D. Le leggi regionali relative all'accreditamento delle agenzie abilitate a svolgere attività di orientamento e formazione con fondi pubblici, promulgate sulla base del Decreto Ministeriale 166/2001 in alcuni casi stabiliscono requisiti minimi per gli operatori che svolgono atitivtà di orientamento, ma si tratta di requisiti molto ampi. Ad esempio secondo una rassegna che ho svolto qualche anno fa e riportata nel mio libro Professione Orientamento la Regione Campania richiedeva Titolo di studio universitario, esperienza di almeno 2 anni nei processi di orientamento. Per i servizi di consulenza orientativa sono previste specifiche competenze sociopsicologiche per utenze critiche. Le modalità di verifica erano esame curricula e audit in loco. La Provincia di Bolzano richiedeva Appropriata formazione, esperienza o profilo professionale, da verificarsi tramite esame curricula. La Regione Veneto richiedeva Laurea in discipline tecnico scientifiche e/o economiche e umanistiche o Diploma e/o qualifica professionale più esperienza (anche in affianacamento) e formazione specifica in materia di orientamento. Con soggetti svantaggiati e utenze a rischio di esclusione sociale, Laurea in psicologia, pedagogia o equipollenti, più esperienza in ambito formativo di almeno un anno e formazione specifica in materia. Modalità di verifica esame curricula. Va evidenziato che queste normative valgono solo a livello regionale e solo per lavorare nelle agenzie formative accreditate.

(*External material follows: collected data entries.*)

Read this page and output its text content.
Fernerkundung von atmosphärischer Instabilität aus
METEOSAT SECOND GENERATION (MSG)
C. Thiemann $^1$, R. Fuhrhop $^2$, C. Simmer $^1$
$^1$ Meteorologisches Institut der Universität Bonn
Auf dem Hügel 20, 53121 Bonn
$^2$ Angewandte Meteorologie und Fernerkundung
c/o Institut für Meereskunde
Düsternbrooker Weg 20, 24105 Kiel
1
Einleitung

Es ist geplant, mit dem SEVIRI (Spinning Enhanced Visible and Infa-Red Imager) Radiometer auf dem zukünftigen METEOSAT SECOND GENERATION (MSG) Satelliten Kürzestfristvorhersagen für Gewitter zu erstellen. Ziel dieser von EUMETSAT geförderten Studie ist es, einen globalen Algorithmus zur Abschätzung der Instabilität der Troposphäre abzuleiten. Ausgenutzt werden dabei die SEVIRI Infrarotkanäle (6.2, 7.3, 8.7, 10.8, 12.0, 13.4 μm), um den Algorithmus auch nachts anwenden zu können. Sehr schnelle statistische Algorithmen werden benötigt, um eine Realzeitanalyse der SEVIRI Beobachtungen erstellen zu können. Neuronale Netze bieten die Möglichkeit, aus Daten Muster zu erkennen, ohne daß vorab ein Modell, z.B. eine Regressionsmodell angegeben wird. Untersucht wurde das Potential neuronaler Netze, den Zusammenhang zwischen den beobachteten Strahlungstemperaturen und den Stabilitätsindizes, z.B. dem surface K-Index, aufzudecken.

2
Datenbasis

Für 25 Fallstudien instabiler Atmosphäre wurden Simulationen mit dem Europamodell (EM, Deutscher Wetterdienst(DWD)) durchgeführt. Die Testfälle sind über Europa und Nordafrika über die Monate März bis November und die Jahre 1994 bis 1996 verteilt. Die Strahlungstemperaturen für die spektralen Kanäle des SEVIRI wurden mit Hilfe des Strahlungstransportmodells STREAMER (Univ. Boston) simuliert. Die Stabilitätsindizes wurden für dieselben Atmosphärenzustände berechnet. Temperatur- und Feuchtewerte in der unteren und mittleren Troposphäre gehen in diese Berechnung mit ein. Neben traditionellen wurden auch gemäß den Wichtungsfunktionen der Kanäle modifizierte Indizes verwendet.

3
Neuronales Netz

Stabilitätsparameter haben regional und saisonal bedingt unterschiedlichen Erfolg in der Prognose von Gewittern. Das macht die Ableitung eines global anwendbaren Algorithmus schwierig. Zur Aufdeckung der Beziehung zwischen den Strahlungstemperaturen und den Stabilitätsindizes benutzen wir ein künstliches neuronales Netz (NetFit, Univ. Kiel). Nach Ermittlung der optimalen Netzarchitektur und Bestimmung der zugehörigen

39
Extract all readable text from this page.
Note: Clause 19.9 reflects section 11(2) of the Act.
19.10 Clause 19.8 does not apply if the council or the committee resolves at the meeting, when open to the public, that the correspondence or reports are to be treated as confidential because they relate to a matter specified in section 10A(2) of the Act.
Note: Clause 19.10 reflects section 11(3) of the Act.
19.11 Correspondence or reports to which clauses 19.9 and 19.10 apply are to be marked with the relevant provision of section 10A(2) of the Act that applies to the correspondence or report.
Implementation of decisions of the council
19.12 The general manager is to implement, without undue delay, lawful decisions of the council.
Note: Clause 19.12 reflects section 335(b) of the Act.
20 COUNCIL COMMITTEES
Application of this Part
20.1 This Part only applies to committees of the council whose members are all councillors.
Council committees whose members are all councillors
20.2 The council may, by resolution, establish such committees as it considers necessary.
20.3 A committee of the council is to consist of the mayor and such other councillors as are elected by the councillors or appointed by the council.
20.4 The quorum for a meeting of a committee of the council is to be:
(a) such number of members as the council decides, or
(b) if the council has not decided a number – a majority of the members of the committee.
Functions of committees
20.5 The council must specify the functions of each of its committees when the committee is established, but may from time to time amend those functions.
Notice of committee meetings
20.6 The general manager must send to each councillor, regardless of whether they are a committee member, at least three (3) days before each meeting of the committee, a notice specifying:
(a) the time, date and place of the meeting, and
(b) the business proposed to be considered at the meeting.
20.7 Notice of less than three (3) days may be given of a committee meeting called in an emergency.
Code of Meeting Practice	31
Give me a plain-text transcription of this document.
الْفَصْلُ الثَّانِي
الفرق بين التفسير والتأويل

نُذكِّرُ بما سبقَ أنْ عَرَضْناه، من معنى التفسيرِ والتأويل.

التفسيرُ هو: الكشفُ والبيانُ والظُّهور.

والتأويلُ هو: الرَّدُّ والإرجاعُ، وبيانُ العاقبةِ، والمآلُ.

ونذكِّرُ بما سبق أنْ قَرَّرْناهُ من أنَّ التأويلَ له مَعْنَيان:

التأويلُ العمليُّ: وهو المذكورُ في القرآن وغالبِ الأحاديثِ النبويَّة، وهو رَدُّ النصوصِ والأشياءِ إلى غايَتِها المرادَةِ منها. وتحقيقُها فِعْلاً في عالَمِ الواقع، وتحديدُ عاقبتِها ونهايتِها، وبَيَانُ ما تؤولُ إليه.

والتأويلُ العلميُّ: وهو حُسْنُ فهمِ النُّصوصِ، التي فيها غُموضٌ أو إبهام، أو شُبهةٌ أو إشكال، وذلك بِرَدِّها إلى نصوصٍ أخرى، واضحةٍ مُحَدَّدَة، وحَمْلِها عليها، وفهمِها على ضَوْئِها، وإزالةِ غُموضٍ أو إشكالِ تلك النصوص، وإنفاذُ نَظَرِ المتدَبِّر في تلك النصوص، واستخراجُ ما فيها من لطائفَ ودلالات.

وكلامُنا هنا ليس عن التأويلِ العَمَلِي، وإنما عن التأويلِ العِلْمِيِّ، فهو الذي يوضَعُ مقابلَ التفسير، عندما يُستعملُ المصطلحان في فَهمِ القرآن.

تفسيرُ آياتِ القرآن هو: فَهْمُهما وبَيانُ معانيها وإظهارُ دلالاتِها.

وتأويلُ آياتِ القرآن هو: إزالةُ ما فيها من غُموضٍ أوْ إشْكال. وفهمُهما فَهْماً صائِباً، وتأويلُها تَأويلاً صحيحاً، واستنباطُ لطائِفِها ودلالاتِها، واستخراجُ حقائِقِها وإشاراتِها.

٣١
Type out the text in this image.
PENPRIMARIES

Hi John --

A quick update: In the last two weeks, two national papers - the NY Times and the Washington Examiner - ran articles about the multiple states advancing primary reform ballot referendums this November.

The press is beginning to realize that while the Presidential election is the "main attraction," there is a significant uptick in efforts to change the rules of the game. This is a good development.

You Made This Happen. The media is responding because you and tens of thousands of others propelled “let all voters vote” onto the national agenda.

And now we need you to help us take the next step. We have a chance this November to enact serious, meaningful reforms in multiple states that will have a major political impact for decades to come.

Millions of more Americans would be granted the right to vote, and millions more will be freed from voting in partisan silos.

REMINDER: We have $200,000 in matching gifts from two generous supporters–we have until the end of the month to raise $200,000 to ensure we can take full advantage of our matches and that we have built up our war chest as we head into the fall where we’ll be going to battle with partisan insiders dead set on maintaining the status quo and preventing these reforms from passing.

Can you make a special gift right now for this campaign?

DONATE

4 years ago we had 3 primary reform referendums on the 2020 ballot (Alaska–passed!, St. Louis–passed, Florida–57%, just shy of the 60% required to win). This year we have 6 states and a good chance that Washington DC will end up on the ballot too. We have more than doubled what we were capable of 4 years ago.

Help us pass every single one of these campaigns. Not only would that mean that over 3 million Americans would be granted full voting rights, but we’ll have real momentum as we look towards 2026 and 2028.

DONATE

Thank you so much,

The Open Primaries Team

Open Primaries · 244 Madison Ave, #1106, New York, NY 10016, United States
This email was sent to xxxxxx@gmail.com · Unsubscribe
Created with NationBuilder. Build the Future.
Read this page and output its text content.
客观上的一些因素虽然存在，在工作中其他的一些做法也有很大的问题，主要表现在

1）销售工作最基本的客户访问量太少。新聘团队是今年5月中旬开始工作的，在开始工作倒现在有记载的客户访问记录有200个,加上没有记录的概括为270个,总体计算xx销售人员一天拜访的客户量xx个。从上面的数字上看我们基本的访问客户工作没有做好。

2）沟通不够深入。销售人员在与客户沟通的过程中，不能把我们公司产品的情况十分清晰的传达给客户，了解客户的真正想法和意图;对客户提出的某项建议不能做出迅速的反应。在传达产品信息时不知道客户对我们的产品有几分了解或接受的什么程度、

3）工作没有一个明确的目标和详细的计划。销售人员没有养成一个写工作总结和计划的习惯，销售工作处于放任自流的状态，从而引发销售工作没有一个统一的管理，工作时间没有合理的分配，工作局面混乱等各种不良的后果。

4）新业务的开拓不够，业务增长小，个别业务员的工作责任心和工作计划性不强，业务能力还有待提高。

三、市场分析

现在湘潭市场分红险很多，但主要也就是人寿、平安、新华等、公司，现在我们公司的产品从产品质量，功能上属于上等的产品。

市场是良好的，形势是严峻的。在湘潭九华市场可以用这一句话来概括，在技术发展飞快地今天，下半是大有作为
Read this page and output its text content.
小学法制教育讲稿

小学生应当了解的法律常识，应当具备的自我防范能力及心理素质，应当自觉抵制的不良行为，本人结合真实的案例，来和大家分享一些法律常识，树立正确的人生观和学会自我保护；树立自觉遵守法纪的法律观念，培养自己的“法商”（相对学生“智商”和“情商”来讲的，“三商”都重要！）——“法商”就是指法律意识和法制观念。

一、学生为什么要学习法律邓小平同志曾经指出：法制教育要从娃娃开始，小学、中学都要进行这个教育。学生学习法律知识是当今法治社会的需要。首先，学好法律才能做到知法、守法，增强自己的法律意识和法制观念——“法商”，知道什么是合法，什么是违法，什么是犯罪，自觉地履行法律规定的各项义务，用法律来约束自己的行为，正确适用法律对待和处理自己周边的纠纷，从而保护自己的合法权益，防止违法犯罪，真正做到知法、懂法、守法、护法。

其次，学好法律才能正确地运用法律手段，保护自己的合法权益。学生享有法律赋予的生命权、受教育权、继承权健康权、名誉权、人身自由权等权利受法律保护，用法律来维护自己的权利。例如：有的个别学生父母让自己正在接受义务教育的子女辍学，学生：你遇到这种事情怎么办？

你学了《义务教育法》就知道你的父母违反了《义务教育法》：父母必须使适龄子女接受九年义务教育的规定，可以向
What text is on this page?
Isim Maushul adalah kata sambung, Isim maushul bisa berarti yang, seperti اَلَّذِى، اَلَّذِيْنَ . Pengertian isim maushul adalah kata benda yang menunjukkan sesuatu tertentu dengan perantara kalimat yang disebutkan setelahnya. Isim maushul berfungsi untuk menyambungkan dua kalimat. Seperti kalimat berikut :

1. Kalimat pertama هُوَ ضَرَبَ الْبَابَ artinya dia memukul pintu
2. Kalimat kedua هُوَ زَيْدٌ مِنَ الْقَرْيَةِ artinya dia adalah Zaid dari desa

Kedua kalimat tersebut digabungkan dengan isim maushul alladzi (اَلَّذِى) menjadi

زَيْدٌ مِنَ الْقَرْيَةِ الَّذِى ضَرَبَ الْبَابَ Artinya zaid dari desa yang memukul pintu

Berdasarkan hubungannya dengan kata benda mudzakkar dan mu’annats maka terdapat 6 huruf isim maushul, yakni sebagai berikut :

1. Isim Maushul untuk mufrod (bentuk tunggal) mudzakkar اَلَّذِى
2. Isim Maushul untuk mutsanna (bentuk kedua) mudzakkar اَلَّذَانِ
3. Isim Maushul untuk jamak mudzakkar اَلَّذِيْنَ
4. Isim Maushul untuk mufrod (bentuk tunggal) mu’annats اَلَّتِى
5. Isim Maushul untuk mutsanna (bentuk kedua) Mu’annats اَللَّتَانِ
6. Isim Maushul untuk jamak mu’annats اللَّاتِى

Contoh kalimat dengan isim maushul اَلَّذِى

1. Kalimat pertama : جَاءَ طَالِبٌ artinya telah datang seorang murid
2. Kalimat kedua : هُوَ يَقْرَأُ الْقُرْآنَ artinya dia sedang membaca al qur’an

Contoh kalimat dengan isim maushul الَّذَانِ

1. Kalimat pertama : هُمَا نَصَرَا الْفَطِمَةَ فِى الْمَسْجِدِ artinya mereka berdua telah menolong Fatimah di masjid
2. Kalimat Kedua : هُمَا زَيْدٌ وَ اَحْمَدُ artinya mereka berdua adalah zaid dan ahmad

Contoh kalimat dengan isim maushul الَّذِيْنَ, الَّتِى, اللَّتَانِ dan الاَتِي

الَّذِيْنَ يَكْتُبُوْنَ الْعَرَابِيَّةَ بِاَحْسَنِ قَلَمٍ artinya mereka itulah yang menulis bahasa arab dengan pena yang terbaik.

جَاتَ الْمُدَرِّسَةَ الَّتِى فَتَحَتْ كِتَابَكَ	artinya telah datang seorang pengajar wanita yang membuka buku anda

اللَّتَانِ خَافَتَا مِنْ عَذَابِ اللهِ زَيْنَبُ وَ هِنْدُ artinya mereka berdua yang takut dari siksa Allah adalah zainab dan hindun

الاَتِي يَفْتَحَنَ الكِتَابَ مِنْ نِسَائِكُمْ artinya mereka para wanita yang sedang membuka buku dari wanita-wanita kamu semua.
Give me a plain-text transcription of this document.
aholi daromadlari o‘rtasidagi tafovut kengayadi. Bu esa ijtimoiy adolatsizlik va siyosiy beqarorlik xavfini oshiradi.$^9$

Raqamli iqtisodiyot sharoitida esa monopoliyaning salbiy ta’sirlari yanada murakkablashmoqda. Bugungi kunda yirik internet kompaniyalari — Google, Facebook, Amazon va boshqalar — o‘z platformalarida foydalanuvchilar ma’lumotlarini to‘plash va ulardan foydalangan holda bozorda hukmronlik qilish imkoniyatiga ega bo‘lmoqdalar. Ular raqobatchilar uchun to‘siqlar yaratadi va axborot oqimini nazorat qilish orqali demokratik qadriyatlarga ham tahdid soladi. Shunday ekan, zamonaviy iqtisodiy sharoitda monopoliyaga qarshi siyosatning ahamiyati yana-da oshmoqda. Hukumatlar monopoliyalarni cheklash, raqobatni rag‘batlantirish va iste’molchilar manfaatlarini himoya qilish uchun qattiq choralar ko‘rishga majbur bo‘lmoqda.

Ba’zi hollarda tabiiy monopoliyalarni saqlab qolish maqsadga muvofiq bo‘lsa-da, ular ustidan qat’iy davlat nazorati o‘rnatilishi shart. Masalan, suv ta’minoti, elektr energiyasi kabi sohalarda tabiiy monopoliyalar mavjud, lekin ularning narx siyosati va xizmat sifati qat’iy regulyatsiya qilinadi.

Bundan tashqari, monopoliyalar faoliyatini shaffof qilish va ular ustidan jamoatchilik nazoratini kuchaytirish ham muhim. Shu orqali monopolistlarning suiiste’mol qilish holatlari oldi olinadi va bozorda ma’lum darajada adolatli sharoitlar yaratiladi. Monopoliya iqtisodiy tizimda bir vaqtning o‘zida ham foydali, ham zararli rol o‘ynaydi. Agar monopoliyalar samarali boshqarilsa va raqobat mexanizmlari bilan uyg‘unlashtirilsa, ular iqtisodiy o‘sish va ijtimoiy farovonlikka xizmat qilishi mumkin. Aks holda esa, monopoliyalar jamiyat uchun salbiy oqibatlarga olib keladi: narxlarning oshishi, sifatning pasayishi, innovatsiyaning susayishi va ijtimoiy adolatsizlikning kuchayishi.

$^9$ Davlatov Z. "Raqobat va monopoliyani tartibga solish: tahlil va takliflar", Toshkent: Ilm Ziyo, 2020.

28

E. Il Decreto Legislativo 276/2003 prevede all'art. 7 comma 2 b una autorizzazione regionale per le società che svolgono attività di supporto alla ricollocazione professionale (outplacement). Tale autorizzazione è subordinata anche alla verifica delle competenze professionali del personale. Non ho fatto una ricerca su quali siano i requisiti fissati dalle diverse Regioni, tuttavia anche in questo caso i requisiti valgono solo per chi desidera lavorare in tali società.
F. Quando, come in Italia, la legge non disciplina in maniera organica i requisiti per svolgere una determinata professione si apre uno spazio per sistemi dove la propria professionalità è riconosciuta da parte di altri colleghi di provato valore. Soluzioni di questo tipo sono molto diffuse ad esempio nel mondo anglosassone. Ho sviluppato il Checkup Professionale in questa prospettiva. Questi sistemi hanno una rilevanza sociale (che dipende dalla qualità del dispositivo di analisi e dalla credibilità di chi lo propone, vedi il mio articolo Associazioni di operatori di orientamento e formazione per operatori di orientamento. C'è da fidarsi?), ma non valore di legge.
In sintesi, titoli di studio, qualifiche professionali, anni di esperienza, riconoscimento della propria professionalità da parte dei colleghi, iscrizione ad Albi e Registri senza valore di legge (come sono tutti quelli in Italia per l'orientamento) sono tutti indicatori a cui i potenziali clienti possono o non possono attribuire valore.
In concreto per ottenere incarichi nel settore dell'orientamento non ci sono scorciatoie: è necessario definire in anticipo l'ambito in cui si vuole lavorare e, se ve ne sono, ottenere i requisiti richiesti. E' inoltre necessario sviluppare la propria capacità di stare sul mercato, migliorando e verificando costantemente la propria professionalità (in tutti i modi possibili, comprese letture individuali, riflessione sulle proprie esperienze professionali, affiancamento di altri operatori, partecipazioni a convegni, svolgendo il Checkup Professionale, etc.) e allargando continuamente 'il giro' dei potenziali clienti.